For the ExcelPackage constructor you need a FileInfo object. I rather use some kind of stream object(f.i. MemoryStream), because I don't need to save the file to the server itself, but expose it as a FileStream anyway to the user. I don't want to make files which I have to delete lateron from servers which are only there for generating purposes and never used again. Apart from that, otherwise I need also the necessary rights for the application/user on the directory/file on the server.

So my question is then: How can I convert a stream object to a FileInfo object.

Answer 1

A FileInfo class is a simple wrapper around a path to a file on disk.
It is not possible to have a FileInfo wrap a memory stream.

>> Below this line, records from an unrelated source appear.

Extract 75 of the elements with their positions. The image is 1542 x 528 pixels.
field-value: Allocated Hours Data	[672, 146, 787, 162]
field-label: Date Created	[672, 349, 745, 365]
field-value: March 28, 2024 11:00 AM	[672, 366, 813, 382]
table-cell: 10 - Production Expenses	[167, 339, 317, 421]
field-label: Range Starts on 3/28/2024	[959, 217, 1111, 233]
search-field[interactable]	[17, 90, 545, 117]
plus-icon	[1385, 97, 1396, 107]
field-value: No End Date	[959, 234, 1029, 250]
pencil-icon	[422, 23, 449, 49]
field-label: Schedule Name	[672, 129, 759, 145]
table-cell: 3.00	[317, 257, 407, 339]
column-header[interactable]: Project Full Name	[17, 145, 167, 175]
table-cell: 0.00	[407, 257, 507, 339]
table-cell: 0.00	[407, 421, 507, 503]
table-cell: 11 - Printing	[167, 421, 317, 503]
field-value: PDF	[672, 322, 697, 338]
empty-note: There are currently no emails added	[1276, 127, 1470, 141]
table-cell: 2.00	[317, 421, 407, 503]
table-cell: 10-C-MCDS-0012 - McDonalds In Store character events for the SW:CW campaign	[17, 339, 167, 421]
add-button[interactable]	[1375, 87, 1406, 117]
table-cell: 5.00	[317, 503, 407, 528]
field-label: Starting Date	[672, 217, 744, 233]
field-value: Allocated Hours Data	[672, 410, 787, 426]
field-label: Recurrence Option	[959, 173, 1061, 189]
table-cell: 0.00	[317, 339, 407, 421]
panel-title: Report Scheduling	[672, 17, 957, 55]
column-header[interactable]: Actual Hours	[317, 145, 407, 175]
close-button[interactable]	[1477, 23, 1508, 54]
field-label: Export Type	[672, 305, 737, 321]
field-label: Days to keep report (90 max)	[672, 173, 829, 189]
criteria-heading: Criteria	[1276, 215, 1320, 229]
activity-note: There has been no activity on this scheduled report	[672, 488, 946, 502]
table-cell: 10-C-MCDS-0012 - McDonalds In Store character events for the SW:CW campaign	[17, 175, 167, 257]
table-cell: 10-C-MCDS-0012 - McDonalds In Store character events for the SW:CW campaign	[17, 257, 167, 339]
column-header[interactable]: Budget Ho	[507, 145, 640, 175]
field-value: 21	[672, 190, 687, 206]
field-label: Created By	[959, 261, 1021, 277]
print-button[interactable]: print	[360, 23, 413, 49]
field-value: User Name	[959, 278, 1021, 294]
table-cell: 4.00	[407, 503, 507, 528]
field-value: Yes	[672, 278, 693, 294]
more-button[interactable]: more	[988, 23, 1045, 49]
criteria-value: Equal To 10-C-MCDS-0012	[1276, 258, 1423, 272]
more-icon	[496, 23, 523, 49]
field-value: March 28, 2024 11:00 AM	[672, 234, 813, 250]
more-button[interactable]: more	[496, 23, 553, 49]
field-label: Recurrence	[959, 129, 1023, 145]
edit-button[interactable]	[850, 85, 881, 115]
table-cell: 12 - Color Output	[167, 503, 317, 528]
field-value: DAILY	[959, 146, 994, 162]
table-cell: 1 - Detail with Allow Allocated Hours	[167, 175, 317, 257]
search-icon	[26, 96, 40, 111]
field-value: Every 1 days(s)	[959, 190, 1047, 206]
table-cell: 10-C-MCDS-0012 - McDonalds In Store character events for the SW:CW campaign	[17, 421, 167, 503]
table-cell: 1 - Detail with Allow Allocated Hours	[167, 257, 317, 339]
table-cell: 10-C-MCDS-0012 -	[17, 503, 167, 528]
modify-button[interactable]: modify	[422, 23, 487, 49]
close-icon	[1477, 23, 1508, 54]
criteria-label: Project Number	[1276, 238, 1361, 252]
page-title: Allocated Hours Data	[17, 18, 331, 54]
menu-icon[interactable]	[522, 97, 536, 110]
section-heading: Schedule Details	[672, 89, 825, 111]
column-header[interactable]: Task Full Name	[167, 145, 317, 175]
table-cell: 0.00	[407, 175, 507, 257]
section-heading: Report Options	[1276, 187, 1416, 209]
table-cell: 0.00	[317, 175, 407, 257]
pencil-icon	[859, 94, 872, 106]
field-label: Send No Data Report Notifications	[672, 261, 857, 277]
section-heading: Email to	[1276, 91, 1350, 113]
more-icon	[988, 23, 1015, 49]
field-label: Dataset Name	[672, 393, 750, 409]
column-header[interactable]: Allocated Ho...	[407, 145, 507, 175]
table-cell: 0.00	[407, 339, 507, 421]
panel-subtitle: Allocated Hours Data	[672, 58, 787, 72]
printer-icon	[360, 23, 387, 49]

However, you can download the source code and add a constructor that takes a Stream. (The file path is only used in the WriteDebugFile method)

Answer 2

You can't convert the Stream as such to a FileInfo; they represent entirely different things. A Stream contains data thay may or may not represent a file on disk. A FileInfo on the other hand contains metadata about a file, that may or may not exist.

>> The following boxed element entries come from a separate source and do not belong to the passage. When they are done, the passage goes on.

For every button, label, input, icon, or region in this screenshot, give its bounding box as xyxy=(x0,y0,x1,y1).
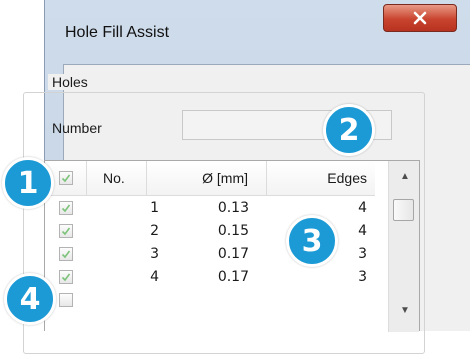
column-header-edges[interactable]: Edges xyxy=(267,161,375,195)
row-checkbox[interactable] xyxy=(59,293,73,307)
check-icon xyxy=(61,227,71,236)
scrollbar-thumb[interactable] xyxy=(393,199,414,221)
close-icon xyxy=(413,11,427,25)
row-diameter: 0.13 xyxy=(217,200,249,216)
column-header-no[interactable]: No. xyxy=(87,161,147,195)
table-row[interactable] xyxy=(45,290,375,311)
row-checkbox[interactable] xyxy=(59,224,73,238)
select-all-checkbox[interactable] xyxy=(59,171,73,185)
column-header-edges-label: Edges xyxy=(327,170,367,186)
row-diameter: 0.17 xyxy=(217,246,249,262)
column-header-diameter[interactable]: Ø [mm] xyxy=(147,161,267,195)
title-bar[interactable]: Hole Fill Assist xyxy=(45,0,470,64)
holes-list[interactable]: No. Ø [mm] Edges 1 0.13 4 2 0.15 4 3 0.1… xyxy=(44,160,420,332)
close-button[interactable] xyxy=(383,4,457,32)
row-edges: 3 xyxy=(358,269,367,285)
list-header: No. Ø [mm] Edges xyxy=(45,161,375,196)
row-checkbox[interactable] xyxy=(59,247,73,261)
column-header-diameter-label: Ø [mm] xyxy=(202,170,248,186)
holes-group-label: Holes xyxy=(48,74,92,90)
scroll-down-icon[interactable]: ▼ xyxy=(400,305,410,316)
callout-badge-2: 2 xyxy=(323,104,375,156)
column-header-no-label: No. xyxy=(103,170,125,186)
window-title: Hole Fill Assist xyxy=(65,24,170,41)
callout-badge-1: 1 xyxy=(2,157,54,209)
row-diameter: 0.15 xyxy=(217,223,249,239)
check-icon xyxy=(61,273,71,282)
check-icon xyxy=(61,204,71,213)
table-row[interactable]: 4 0.17 3 xyxy=(45,267,375,288)
table-row[interactable]: 1 0.13 4 xyxy=(45,198,375,219)
callout-badge-4: 4 xyxy=(4,273,56,325)
scroll-up-icon[interactable]: ▲ xyxy=(400,171,410,182)
number-label: Number xyxy=(52,120,102,136)
callout-badge-3: 3 xyxy=(286,215,338,267)
check-icon xyxy=(61,250,71,259)
row-checkbox[interactable] xyxy=(59,270,73,284)
vertical-scrollbar[interactable]: ▲ ▼ xyxy=(388,161,419,332)
check-icon xyxy=(61,174,71,183)
row-checkbox[interactable] xyxy=(59,201,73,215)
row-diameter: 0.17 xyxy=(217,269,249,285)
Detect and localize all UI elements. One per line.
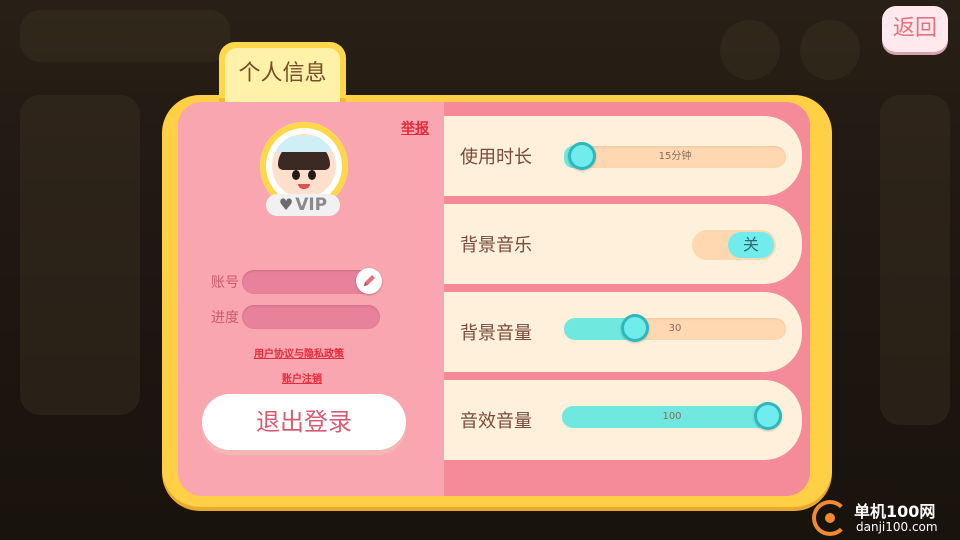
usage-time-label: 使用时长 (460, 147, 532, 168)
account-label: 账号 (211, 275, 239, 291)
logout-button[interactable]: 退出登录 (202, 394, 406, 450)
vip-label: VIP (295, 195, 328, 215)
site-logo-icon (812, 500, 848, 536)
tab-title: 个人信息 (225, 48, 340, 102)
slider-value: 30 (668, 323, 682, 334)
policy-link[interactable]: 用户协议与隐私政策 (254, 345, 344, 360)
sfx-volume-slider[interactable]: 100 (562, 402, 782, 430)
progress-field (242, 305, 380, 329)
bg-music-toggle[interactable]: 关 (692, 230, 776, 260)
slider-thumb[interactable] (567, 142, 596, 170)
bg-volume-label: 背景音量 (460, 323, 532, 344)
sfx-volume-row: 音效音量 100 (444, 380, 802, 460)
avatar-image (272, 134, 336, 198)
profile-section: 举报 ♥ VIP 账号 进度 用户协议与隐私政策 账户注销 退出登录 (178, 102, 444, 496)
tab-profile-info: 个人信息 (219, 42, 346, 102)
bg-music-row: 背景音乐 关 (444, 204, 802, 284)
bg-music-label: 背景音乐 (460, 235, 532, 256)
usage-time-slider[interactable]: 15分钟 (564, 142, 786, 170)
usage-time-row: 使用时长 15分钟 (444, 116, 802, 196)
report-link[interactable]: 举报 (401, 118, 429, 138)
settings-section: 使用时长 15分钟 背景音乐 关 背景音量 30 音效音量 100 (444, 102, 810, 496)
heart-icon: ♥ (278, 195, 294, 214)
watermark-name: 单机100网 (854, 502, 936, 521)
slider-thumb[interactable] (621, 314, 650, 342)
profile-panel: 举报 ♥ VIP 账号 进度 用户协议与隐私政策 账户注销 退出登录 使用时长 … (178, 102, 810, 496)
toggle-knob: 关 (728, 232, 774, 258)
slider-thumb[interactable] (754, 402, 782, 430)
progress-label: 进度 (211, 310, 239, 326)
slider-value: 15分钟 (658, 151, 692, 162)
back-button[interactable]: 返回 (882, 6, 948, 52)
bg-volume-slider[interactable]: 30 (564, 314, 786, 342)
pencil-icon[interactable] (356, 268, 382, 294)
watermark: 单机100网 danji100.com (812, 496, 960, 540)
watermark-url: danji100.com (856, 520, 938, 534)
bg-volume-row: 背景音量 30 (444, 292, 802, 372)
slider-value: 100 (662, 411, 682, 422)
sfx-volume-label: 音效音量 (460, 411, 532, 432)
vip-badge: ♥ VIP (266, 194, 340, 216)
cancel-account-link[interactable]: 账户注销 (282, 370, 322, 385)
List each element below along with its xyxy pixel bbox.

What you can do is to write the contents of the Stream to a file on disk, create a FileInfo pointing at that file and pass that FileInfo to the constructor.

Answer 3

You cant do that , what you should be doing is outputting the memory stream to file and getting the FileInfo object for the newly created file and passing it to the ExcelPackage.

Answer 4

As mentioned by Fredrik Mörk, this is not possible as their is no default conversion available between both types and is not a recommended as well.

Just for reference, You can though provide your own Conversion logic by implementing IConvertible Interface. again not right approach in this scenario, but may be helpful somewhere else.

class CustomStream : Stream, IConvertible
    {
        public FileInfo ConvertToFileInfo()
        {
            return new FileInfo("");
        }
    }

This is how you convert It

 CustomStream stream = new CustomStream();
 FileInfo fileInfo = stream.ConvertToFileInfo();

Answer 5

Adding the following constructor to ExcelPackage makes it possible to use Streams instead.

public ExcelPackage( Stream stream ) {
    _package = Package.Open( stream, FileMode.Create, FileAccess.ReadWrite );

    Uri uriDefaultContentType = new Uri( "/default.xml", UriKind.Relative );
    PackagePart partTemp = _package.CreatePart( uriDefaultContentType, "application/xml" );

    XmlDocument workbook = Workbook.WorkbookXml; 

    _package.CreateRelationship( Workbook.WorkbookUri, TargetMode.Internal, schemaRelationships + "/officeDocument" );

    _package.DeletePart( uriDefaultContentType );
}

Answer 6

Looking at the source code for ExcelPackage, it uses the Package.Open method on the FullName property of the FileInfo object passed to the constructor, with FileMode.Open and FileAccess.ReadWrite, to initialize a Package object.

The Package.Open method can also accept a Stream directly.

If you wanted, you could overload the ExcelPackage constructor yourself to accept a Stream parameter, and simply call Package.Open on that Stream object--which could easily be, for example, a MemoryStream.